As for Live Nation, the concert promotion end of the entity, what exactly does the company stand for? If you went to a Bill Graham concert to be treated well, do you go to a Live Nation show to raise the company’s stock? Live Nation doesn’t give back, it only takes. Instead of ripping us off with service charges, it should be donating some of the exorbitant fees it charges to charity, then again, those fees represent its profit, along with beer and wine and parking.
Yup, that’s how screwed up the concert business is. You complain about the service fees? Those are the main revenue generator for Live Nation! Which helped create this situation by overpaying for acts to fill its buildings to create cash flow and give the illusion that promoting rock concerts is a profitable business that deserves Wall Street investment.

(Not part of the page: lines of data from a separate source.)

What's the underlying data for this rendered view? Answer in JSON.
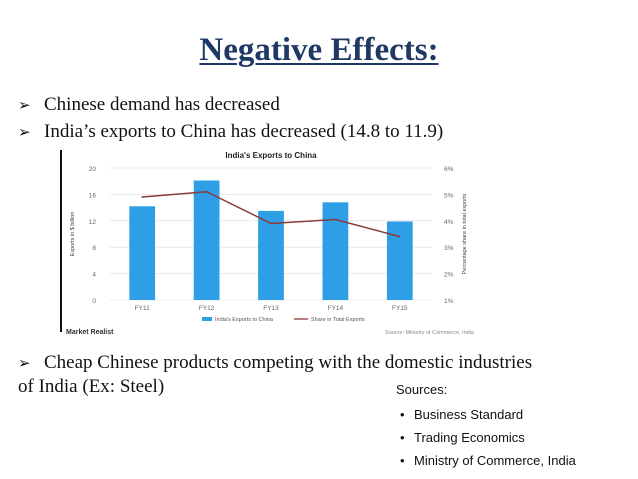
{
  "slide": {
    "title": "Negative Effects:",
    "bullets": [
      "Chinese demand has decreased",
      "India’s exports to China has decreased (14.8 to 11.9)",
      "Cheap Chinese products competing with the domestic industries"
    ],
    "continuation": "of India (Ex: Steel)",
    "sources": {
      "heading": "Sources:",
      "items": [
        "Business Standard",
        "Trading Economics",
        "Ministry of Commerce, India"
      ]
    },
    "colors": {
      "title": "#1f3864",
      "bars": "#2e9fe6",
      "line": "#8b3a3a"
    }
  },
  "chart_data": {
    "type": "bar",
    "title": "India's Exports to China",
    "categories": [
      "FY11",
      "FY12",
      "FY13",
      "FY14",
      "FY15"
    ],
    "series": [
      {
        "name": "India's Exports to China",
        "type": "bar",
        "values": [
          14.2,
          18.1,
          13.5,
          14.8,
          11.9
        ]
      },
      {
        "name": "Share in Total Exports",
        "type": "line",
        "values": [
          4.9,
          5.1,
          3.9,
          4.05,
          3.4
        ]
      }
    ],
    "ylabel": "Exports in $ billion",
    "y2label": "Percentage share in total exports",
    "ylim": [
      0,
      20
    ],
    "y2lim": [
      1,
      6
    ],
    "yticks": [
      "0",
      "4",
      "8",
      "12",
      "16",
      "20"
    ],
    "y2ticks": [
      "1%",
      "2%",
      "3%",
      "4%",
      "5%",
      "6%"
    ],
    "branding": "Market Realist",
    "source": "Source: Ministry of Commerce, India",
    "legend": "bottom"
  }
}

But it doesn’t. Only investors who can afford overpriced tickets don’t realize that the model is broken. That first and foremost, there must be demand. And that requires multiple acts that can do sell out business. But there are few of those, because it’s hard to reach critical mass in today’s market and too many wannabes are just that, having watched "American Idol" and read Perez Hilton, they’re focused on fame, not music, and unwilling to pay their dues for years in order to get a toehold, which may never pay off.
There will be a healthy concert business once again. When the acts functioning outside the system, who aren’t about the immediate splash, but the long term return, finally mature and pay dividends.
But that’s not now.
Now, it’s every man for himself. Every fat cat in the music industry trying to protect the old model, where he’s overpaid and the acts are secondary.
Meanwhile, the public is scratching its head and saying HUH?
Zagat and music, I see the connection. They’re both about selling out. Zagat was family-run, focused on delivering a great product, however limited, and now it’s a company trying to increase its footprint, damn the mission, just like Live Nation.Â
Presently Zagat is off the market, but you can credit the 2008 stock market crash for that: Zagat Family Is Putting Guide Empire on Market
If Live Nation wants to prosper, it not only has to protect and ultimately buff its image, it’s got to treat customers right. Instead, its stewards are turning it into a laughingstock.